The idea of taking land out of agriculture to manage it solely for nature-conservation and carbon capture has received backing from those advocating re-wilding activities, such as reforestation. Early indications suggest that the Environmental Land Management Scheme (ELMS), which is about to replace the EU’s Common Agricultural Policy in the UK, may continue to incentivise this approach now the country has left the EU. However, for every square metre of productive farmland lost, farmers must work harder to maximise yields elsewhere. In practice, this often means using large amounts of artificial fertilisers and pesticides, damaging the soil, making it less fertile, more prone to erosion and flooding, and releasing carbon into the atmosphere. The approach also often goes hand in hand with intensive methods of livestock rearing, which prioritise feeding our demand for cheap meat over animal welfare and the environment.

But there is a better way, and it has been around for a very long time.

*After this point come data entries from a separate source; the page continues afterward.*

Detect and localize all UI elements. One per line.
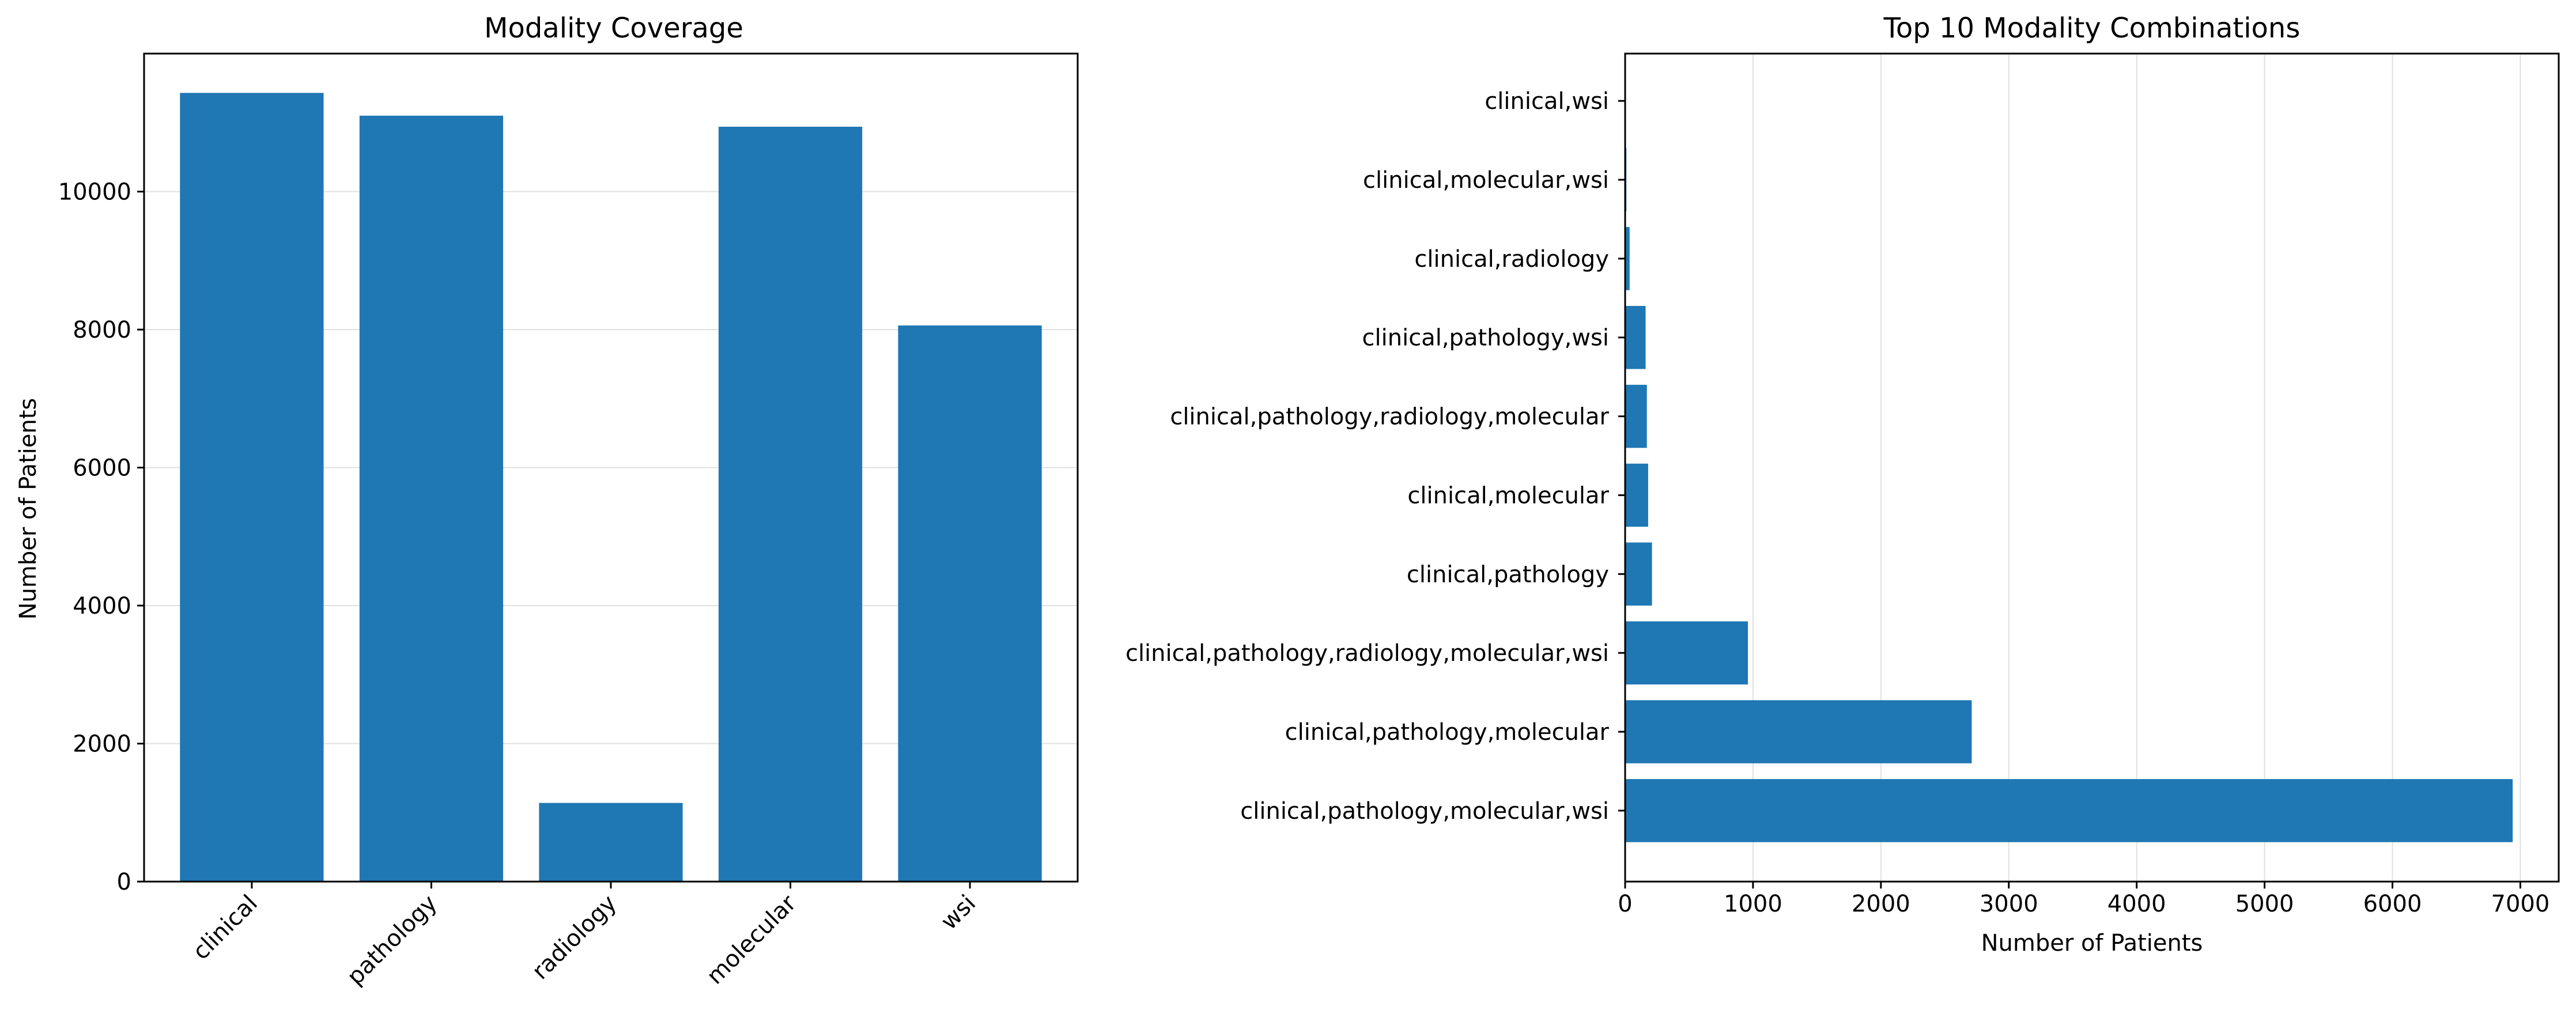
bar-clinical-radiology [1625,227,1630,290]
right-x-tick-label: 0 [1618,891,1632,917]
left-x-tick-label: wsi [936,890,981,935]
right-plot-frame [1624,52,2560,883]
left-x-tick-label: pathology [342,890,443,990]
right-y-tick-label: clinical,molecular,wsi [1363,167,1609,194]
right-y-tick-label: clinical,pathology,wsi [1362,325,1609,351]
bar-molecular [718,126,863,882]
bar-radiology [539,803,683,882]
bar-clinical-pathology-radiology-molecular [1625,384,1647,448]
right-x-tick-label: 5000 [2235,891,2294,917]
left-bars [180,93,1042,882]
left-plot-frame [143,52,1079,883]
modality-coverage-chart: Modality Coverage Number of Patients 0 20… [15,12,1079,990]
left-chart-title: Modality Coverage [484,12,743,44]
right-y-tick-label: clinical,pathology,molecular [1285,719,1610,746]
left-y-ticks: 0 2000 4000 6000 8000 10000 [58,179,144,895]
right-y-tick-label: clinical,molecular [1407,482,1609,509]
right-x-axis-label: Number of Patients [1981,930,2203,956]
bar-clinical-pathology-molecular [1625,700,1972,763]
left-x-ticks: clinical pathology radiology molecular wsi [188,882,981,990]
bar-clinical-pathology [1625,542,1652,606]
right-chart-title: Top 10 Modality Combinations [1883,12,2301,44]
right-x-tick-label: 6000 [2363,891,2422,917]
right-y-tick-label: clinical,wsi [1485,88,1609,115]
left-y-tick-label: 6000 [73,455,131,482]
left-x-tick-label: molecular [702,890,802,989]
right-x-tick-label: 4000 [2107,891,2166,917]
right-x-tick-label: 3000 [1980,891,2038,917]
right-x-tick-label: 7000 [2491,891,2550,917]
left-x-tick-label: clinical [188,890,263,965]
right-y-tick-label: clinical,radiology [1414,246,1609,273]
bar-pathology [359,115,504,882]
bar-clinical-pathology-wsi [1625,305,1646,369]
right-y-tick-label: clinical,pathology,radiology,molecular,w… [1125,640,1609,667]
right-x-tick-label: 2000 [1852,891,1910,917]
left-y-tick-label: 2000 [73,731,131,758]
right-bars [1625,69,2513,842]
bar-clinical [180,93,324,882]
bar-clinical-pathology-molecular-wsi [1625,779,2513,842]
right-y-tick-label: clinical,pathology,molecular,wsi [1240,798,1609,825]
right-x-ticks: 0 1000 2000 3000 4000 5000 6000 7000 [1618,882,2549,917]
top-combinations-chart: Top 10 Modality Combinations Number of P… [1125,12,2560,956]
left-y-tick-label: 8000 [73,317,131,343]
right-x-tick-label: 1000 [1724,891,1782,917]
bar-wsi [898,325,1042,882]
left-x-tick-label: radiology [527,890,622,985]
bar-clinical-pathology-radiology-molecular-wsi [1625,621,1748,685]
right-y-ticks: clinical,pathology,molecular,wsi clinical… [1125,88,1625,825]
left-y-axis-label: Number of Patients [15,398,41,620]
left-y-tick-label: 0 [117,869,131,895]
left-y-tick-label: 10000 [58,179,131,206]
right-y-tick-label: clinical,pathology [1407,561,1609,588]
bar-clinical-molecular [1625,463,1648,527]
left-y-tick-label: 4000 [73,593,131,619]
right-y-tick-label: clinical,pathology,radiology,molecular [1170,404,1609,430]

Floodplain meadows: a sustainable nature-based solution

Until around 100 years ago, floodplain meadows were crucial to a type of land sharing that offered solutions to a significant number of the environmental challenges we face today. These meadows found alongside many British rivers capture carbon, play a vital role in absorbing floodwater and trapping sediment whilst producing sustainable food. In addition, thanks to the sediments floods deposit, these systems need no artificial fertilisers. Meadows can contain more than 40 different plant species per square metre and are an essential nectar source for pollinating insects, such as bees. They also provide livestock with sustainable grazing during the autumn and hay during the winter.

Sadly, intensive farming, urban and industrial development has seen more than 97% of floodplain meadows disappear during the past century, and today only 3,000 hectares remain. Just imagine how much stored carbon this has released into our atmosphere. Since 2007, my OU environmental scientist colleagues and I have spearheaded an innovative collaboration with Natural England, Natural Resources Wales, the Environment Agency, The National Trust, and other partners to research, promote and restore these unique meadows across England and Wales. Among other projects, this Floodplain Meadows Partnership recently won a substantial grant from Ecover to restore 50 hectares of floodplain meadows along the banks of the River Thames in Oxfordshire and further study the potential for floodplain carbon storage.

Still, we’re a long way from exploiting this nature-based solution to its full potential. England and Wales would need at least 70,000 hectares of floodplain meadows to start positively affecting flood prevention, climate mitigation and our food supply. Rather than incentivising farmers to grow crops ever more intensively, we should encourage them to work in harmony with the natural world in the same way as previous generations.

Governments have the power to make this happen, but they need to be honest with us and stop selling simple sound-bite solutions to the most significant challenge facing humanity. Making farming sustainable requires systemic change and long-term support for farmers. In the UK, identifying floodplain as a critical land type in ELMS would be an excellent place to start. As would the UK Government’s firm commitment to invest in restoring our lost freshwater habitats, such as floodplain meadows. It’s also time we face the fact that addressing the climate crisis means turning our back on the unsustainable intensive farming that has suppressed the real price of food for too long and that we will feel it in our pockets. But this is a price we cannot afford not to pay.